The solution is evaluated based on these criteria (in order):

  1. The demonstration of your deep learning skills.
  2. The demonstration of your machine learning skills.
  3. The demonstration of your data analysis skills.
  4. Your knowledge of software engineering best practices.
  5. The top 1 accuracy and top 2 accuracy on the category prediction measured on test.parquet.
  6. The precision, recall and F1 score on the pattern tag prediction measured on test.parquet.
  7. The combined inference speed of your models - if you have a single model the inference time counts only once.

Bonus Points

We understand that you have skills that you couldn't show us doing this homework, so we provide some ideas for what you can do to show off your skills.
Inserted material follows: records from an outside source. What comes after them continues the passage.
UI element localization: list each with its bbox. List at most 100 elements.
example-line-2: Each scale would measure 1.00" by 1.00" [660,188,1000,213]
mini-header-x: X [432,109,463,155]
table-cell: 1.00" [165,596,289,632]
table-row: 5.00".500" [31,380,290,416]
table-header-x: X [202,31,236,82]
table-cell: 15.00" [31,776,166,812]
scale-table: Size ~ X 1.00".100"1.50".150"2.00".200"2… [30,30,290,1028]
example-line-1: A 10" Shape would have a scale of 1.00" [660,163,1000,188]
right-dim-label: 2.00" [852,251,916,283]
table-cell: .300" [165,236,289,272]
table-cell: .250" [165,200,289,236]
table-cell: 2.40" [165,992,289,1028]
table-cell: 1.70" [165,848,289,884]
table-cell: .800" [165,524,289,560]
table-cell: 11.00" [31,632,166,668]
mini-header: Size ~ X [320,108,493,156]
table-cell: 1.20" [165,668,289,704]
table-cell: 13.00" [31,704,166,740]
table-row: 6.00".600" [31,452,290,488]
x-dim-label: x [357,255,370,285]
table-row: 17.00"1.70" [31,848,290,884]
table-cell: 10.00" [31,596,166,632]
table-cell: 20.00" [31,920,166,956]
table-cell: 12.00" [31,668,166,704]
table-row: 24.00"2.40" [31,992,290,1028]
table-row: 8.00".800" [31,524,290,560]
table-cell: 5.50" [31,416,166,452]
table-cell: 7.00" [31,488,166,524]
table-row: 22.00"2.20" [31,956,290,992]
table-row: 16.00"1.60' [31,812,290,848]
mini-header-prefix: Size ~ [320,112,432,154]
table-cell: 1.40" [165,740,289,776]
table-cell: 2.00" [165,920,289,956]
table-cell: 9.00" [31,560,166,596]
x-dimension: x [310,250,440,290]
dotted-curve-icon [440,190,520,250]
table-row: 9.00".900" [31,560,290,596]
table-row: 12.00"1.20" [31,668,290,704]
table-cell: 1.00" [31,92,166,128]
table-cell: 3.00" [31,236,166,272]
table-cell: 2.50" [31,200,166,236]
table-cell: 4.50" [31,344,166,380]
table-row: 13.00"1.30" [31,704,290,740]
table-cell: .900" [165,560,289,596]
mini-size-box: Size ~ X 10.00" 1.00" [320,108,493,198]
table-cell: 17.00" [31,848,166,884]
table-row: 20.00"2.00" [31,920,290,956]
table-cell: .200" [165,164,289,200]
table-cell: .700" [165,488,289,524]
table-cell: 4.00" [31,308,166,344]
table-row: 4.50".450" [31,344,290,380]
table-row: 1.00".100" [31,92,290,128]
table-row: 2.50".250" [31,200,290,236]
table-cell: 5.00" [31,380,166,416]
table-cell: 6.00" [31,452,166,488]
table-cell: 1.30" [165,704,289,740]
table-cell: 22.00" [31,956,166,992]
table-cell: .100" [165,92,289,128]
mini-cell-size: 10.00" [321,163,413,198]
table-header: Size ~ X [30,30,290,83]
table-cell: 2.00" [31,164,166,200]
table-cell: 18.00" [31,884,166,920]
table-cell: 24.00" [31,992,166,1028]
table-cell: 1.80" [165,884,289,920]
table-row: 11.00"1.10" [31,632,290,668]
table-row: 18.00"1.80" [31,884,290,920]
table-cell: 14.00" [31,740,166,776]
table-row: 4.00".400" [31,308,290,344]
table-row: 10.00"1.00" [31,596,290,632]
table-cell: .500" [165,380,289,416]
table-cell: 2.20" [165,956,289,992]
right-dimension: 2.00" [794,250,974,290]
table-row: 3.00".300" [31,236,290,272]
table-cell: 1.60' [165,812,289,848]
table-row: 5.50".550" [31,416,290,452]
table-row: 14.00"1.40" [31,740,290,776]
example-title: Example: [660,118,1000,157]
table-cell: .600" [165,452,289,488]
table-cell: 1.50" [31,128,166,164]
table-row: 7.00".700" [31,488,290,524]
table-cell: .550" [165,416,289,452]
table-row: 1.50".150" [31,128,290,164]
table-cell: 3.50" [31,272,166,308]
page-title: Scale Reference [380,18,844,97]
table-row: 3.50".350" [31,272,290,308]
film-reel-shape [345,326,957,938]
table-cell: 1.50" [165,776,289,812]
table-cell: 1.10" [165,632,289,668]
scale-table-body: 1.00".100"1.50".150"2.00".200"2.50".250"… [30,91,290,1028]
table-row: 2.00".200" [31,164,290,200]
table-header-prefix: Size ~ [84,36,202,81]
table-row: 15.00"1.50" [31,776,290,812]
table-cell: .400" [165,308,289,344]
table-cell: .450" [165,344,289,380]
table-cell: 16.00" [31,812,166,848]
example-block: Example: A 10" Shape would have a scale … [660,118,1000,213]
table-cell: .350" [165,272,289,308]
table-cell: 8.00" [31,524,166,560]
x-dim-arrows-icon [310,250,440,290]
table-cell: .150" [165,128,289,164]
These bonus points are not mandatory - do them only if they capture your strengths or if you have extra time to spare on this task and want to try something new. These bonus tasks are mutually independent and not in order. Here are the bonus tasks:

  • Prepare the model/models for inference by creating a web service (preferably RESTful) with the model/models. You can use any tool that you see fit for this task such as Django, Flask, TensorFlow Serving, etc.